I Am A Trained Artist ... Not That It Mattered
About ten years ago, I was fresh out of graphic design school, and like every other graduate at the time and every artist all the time, I was having trouble finding a job. But then I found an ad in the paper calling for Christmas help at a studio called Everly Originals, in the art department. Everly Originals, as I learned from a spot on the Home Shopping Network, took photos you mailed them and had artists paint them with oils on canvas.
That's cool, right? Having a real painting of a loved one without forcing them to pose for like 20 hours? Everly Originals is now out of business (their old web designer archived their site here). But at the time, it seemed like a hell of an opportunity. Not too many people who study art get to end up doing real painting.

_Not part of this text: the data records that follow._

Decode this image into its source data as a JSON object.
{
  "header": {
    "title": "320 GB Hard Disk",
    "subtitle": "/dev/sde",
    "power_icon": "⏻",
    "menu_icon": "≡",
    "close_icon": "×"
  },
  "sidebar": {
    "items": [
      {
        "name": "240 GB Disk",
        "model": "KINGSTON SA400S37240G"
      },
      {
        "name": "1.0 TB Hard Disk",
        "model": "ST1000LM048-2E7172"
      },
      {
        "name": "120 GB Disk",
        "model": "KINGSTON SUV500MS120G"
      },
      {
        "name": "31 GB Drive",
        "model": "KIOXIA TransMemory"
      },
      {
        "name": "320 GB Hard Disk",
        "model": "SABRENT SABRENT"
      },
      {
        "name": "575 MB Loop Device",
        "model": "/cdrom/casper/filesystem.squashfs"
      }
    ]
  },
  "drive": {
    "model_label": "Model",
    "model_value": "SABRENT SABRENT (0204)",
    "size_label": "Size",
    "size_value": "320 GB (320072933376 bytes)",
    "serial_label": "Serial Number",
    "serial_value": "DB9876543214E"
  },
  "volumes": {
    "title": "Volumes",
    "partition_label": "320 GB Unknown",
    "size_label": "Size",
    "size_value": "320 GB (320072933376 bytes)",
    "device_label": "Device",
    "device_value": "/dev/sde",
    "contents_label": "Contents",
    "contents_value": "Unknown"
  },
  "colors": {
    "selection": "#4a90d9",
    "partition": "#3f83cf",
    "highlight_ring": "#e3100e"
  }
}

My diploma from a year-long intensive study course landed me the job easily, and I was told I'd be working in the artists' section. "So how do I set my work space up?" I asked a co-worker on my first day. Let's call her and all my other co-workers "Anna." I continued, "I guess the easel goes in the corner there. Can you show me some sample photos and finished portraits so I see the sort of thing I should be shooting for?"
"Oh, we don't actually make portraits," she said. "We have the graphic design department for that."
"Graphic design?" That was my field. "So, they ...?"
"They scan the photo and run it through Photoshop. They put an oil painting filter on it."
"OK," I said. "So what do I do?"
Basically, I Was Creating Fake Brush Strokes To Fool Customers
"Your job," said Anna, "is to apply the glace. That makes it really look like it's been painted." The process, according to this art blog responding to queries about Everly Originals, produces something called a giclee print. I was given a bucket of clear gel stuff -- acrylic, said one former employee. I'd apply it to the print with a paintbrush. This would create brush strokes of a sort, though I didn't follow the strokes that Photoshop created; I just scribbled over the whole thing.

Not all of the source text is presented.